Having tasted his own medicine, Raj realises how he had messed up things for the earlier two girls - Maahi and Radhika. Like a true-blue gentleman he wants to apologise to the girls. But is the path as rosy (or thorny) as love?
The storyline is pretty simple, guess, all eligible guys start off and end up (if they ever fall in love, that is) like Raj; what lifts the storyline is Ranbir’s brilliant act!
What rocks the movie:
The tracks with each of the three girls have got a different treatment.
The track with Maahi has an innocent undertone. The entire track is borrowed from DDLJ. The love in the first half (Eurail) and the resolve in the second half (Raj befriending the groom and thus sneaking in the shaadi house).
The track with Bipasha has sexual undertones. Their live-in relationship is well-shot and structured. The resolve in the second half is the best treated of the three. Bipasha unleashing her sadistic streak on Raj is funny.
What chucks the movie:
The track of Raj and Gayatri. There is absolutely no chemistry between Ranbir and Deepika. Deepika’s limitations as an actress comes to fore, as her timing is totally out and she doesn’t leave any impact.
The resolve with Maahi lacks the chutzpah of DDLJ, in fact, it seems long and boring.
Ideally:
The screenplay should have shown the dilemma of Deepika’s character too, in the second half. The
second half should have been cut by at least 10 minutes (the song in the shaadi included).
Verdict:
Ranbir carries of the complex role with sheen. Given the right kind of roles he is the next big thing. Bipasha proves yet again, why she is still considered hot, in spite of being in the industry for almost a decade. Deepika fails to impress.

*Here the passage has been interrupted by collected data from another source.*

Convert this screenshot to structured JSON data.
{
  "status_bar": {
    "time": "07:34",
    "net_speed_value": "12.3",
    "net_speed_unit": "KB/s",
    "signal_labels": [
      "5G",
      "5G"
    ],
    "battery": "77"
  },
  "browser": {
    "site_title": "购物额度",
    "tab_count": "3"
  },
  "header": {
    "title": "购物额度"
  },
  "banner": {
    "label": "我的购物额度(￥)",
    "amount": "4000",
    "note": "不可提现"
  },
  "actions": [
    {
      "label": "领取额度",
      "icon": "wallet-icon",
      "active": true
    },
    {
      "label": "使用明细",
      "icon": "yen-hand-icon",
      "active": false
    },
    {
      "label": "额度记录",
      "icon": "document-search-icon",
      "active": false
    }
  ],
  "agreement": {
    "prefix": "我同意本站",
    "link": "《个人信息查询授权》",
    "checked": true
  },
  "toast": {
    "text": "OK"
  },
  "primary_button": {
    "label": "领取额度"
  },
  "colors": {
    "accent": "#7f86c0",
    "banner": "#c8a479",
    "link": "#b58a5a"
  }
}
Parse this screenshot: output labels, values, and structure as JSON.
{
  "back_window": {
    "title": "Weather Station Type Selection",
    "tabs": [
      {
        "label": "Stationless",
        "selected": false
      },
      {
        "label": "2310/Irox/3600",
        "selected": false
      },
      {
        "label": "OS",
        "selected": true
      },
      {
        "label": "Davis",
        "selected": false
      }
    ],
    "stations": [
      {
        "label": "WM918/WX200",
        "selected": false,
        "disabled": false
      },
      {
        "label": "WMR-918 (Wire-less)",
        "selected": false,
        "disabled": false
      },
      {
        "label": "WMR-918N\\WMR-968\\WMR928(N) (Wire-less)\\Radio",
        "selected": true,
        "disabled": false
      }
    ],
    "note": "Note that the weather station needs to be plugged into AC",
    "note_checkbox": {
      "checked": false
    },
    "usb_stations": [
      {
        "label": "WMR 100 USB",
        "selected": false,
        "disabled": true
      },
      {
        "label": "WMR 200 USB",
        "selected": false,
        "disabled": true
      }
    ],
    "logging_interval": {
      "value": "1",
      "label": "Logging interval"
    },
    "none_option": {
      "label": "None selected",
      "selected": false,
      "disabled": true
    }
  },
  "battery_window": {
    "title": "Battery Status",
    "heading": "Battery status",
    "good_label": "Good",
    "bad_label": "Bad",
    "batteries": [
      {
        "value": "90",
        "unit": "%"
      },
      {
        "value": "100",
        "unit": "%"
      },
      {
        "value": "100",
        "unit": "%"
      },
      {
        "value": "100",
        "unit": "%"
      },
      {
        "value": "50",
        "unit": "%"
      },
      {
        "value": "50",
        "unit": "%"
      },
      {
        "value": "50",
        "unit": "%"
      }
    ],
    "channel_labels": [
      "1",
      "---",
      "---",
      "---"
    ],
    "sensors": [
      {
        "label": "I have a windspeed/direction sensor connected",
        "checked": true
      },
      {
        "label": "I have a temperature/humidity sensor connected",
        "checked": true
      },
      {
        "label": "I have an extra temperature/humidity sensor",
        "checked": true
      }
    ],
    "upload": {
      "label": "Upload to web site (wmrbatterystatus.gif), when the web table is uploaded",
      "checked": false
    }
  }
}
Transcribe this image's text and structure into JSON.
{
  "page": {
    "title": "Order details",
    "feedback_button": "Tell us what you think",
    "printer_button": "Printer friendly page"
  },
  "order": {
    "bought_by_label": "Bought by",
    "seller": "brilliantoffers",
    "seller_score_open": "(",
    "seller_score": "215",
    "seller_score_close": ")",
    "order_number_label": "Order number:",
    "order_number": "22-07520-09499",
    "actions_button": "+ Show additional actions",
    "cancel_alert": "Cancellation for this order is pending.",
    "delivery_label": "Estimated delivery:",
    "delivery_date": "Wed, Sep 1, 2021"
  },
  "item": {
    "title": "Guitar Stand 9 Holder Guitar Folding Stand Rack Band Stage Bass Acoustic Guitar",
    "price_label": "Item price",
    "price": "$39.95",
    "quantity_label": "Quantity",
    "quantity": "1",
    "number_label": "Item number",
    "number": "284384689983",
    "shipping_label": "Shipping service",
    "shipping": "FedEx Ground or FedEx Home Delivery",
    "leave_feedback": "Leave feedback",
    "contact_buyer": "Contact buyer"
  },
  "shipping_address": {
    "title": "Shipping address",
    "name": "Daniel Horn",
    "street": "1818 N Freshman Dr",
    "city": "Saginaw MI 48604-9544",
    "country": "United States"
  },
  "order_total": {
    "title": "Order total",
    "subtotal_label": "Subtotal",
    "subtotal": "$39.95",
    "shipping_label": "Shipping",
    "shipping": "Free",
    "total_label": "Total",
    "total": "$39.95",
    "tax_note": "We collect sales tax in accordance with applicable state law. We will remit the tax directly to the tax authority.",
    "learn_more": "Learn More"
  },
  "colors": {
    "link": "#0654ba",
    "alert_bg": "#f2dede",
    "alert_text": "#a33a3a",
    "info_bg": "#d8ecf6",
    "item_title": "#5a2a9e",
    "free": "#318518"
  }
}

Minissha is fine but she immediately needs a face-pack; with her wrinkly face, she hardly looked an 18-year-old in the first half. It was not Bipasha, but Minissha who looked mature compared to Ranbir. Hiten Paintal impresses. Devika Bhagat could have drafted a better screenplay. Dialogues are good. Director Siddharth Anand is better than he was in Ta Ra Rum Pum, but still not as good as Salaam Namaste. Watch this film solely for Ranbir’s performance and Bipasha’s presence and yes, stylishly shot ’Khuda Jaane’...too.